What happens to your products at the end of life, can they go back into the circular economy?
The artisans have traditionally experimented with mosaics to find ways to reuse the pieces and these can be broken down again to make smaller pieces to be put back in circularity. However, more robust research is required to make this reach its full potential at the end of life.
How did you feel the first time you saw the transformation from waste material to product /prototype?
It was magical! There were so many happy accidents as we experimented with different types of waste, from terracotta street vendors to a china clay factory. We found new colors and textures which we couldn’t use at the time to be strict with craft compatibility. But I’d love to explore some of those for other pieces!
How have people reacted to this project?
It has been really positive and encouraging so far – and I’d love to take this concept to more remote rural communities that were not able to test this in their workshops due to pandemic restrictions.
How do you feel opinions towards waste as a raw material are changing?
There are different perspectives in the East and the West. Designers in the West are really open to using waste as a resource but are sometimes limited in finding sustainable manufacturing techniques to process it at all times, while the East has strong cultural traditions around using certain types of waste in their practices but is sometimes not open to use all types of waste materials. There is real potential in the two perspectives transcending borders to adopt the ‘waste is wealth’ method of making.

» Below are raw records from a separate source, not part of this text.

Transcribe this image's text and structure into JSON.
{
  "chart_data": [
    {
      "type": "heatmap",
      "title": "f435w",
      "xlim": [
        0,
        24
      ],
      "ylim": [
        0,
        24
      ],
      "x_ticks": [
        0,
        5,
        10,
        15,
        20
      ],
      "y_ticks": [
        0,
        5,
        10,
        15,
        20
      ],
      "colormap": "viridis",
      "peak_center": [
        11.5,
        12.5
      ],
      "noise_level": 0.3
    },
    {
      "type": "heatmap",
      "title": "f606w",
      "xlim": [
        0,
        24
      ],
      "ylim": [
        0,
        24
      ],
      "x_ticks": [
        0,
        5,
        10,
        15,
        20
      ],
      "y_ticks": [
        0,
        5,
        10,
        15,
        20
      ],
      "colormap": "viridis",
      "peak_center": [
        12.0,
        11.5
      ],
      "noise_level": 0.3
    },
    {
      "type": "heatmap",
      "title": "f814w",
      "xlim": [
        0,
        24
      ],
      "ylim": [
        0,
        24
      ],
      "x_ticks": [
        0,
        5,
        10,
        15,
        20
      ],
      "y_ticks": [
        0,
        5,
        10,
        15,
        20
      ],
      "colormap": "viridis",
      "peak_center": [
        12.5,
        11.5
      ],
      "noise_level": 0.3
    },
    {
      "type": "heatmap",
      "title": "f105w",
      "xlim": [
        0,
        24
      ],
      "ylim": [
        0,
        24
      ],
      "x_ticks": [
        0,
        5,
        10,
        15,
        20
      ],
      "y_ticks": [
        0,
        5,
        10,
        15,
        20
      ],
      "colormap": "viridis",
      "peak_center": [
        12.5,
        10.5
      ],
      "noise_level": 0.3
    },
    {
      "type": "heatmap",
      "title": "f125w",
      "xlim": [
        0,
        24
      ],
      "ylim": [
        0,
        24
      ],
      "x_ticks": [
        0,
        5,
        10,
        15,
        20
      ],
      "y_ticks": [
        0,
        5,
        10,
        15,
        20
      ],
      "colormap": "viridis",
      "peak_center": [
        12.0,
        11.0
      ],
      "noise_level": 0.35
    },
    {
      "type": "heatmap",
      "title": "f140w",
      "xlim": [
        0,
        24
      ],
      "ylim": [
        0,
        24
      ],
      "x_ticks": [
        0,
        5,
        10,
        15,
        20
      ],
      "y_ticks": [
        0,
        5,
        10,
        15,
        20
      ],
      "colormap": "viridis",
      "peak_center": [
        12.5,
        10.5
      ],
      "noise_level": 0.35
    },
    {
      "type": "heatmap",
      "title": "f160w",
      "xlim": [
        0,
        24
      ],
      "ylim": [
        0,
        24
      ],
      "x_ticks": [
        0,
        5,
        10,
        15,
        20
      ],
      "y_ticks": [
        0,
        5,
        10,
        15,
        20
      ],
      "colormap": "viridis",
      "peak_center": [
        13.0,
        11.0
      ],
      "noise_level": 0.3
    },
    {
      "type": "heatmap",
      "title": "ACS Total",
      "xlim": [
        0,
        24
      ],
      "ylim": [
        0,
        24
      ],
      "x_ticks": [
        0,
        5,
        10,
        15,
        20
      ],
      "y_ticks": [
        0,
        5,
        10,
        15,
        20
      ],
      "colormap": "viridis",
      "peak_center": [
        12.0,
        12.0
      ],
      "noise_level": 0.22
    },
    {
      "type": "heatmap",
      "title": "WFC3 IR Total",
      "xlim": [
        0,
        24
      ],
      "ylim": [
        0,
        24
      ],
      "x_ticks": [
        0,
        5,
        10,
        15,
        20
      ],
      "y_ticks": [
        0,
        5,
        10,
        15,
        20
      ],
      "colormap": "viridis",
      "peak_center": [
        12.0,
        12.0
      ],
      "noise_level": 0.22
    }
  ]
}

What do you think the future holds for waste as a raw material?
It’s exciting to discover different types of waste as material resources that may further feed into the economy. I am always enamored with how beautifully nature creates and processes waste – dried leaves in autumn are a great example. I hope as designers we are inspired by nature’s processes to feed future circular systems – whether it is material movement or processing what’s left behind after use. The future of using waste material may also draw from past traditional practices of making with local abundance – waste or used materials.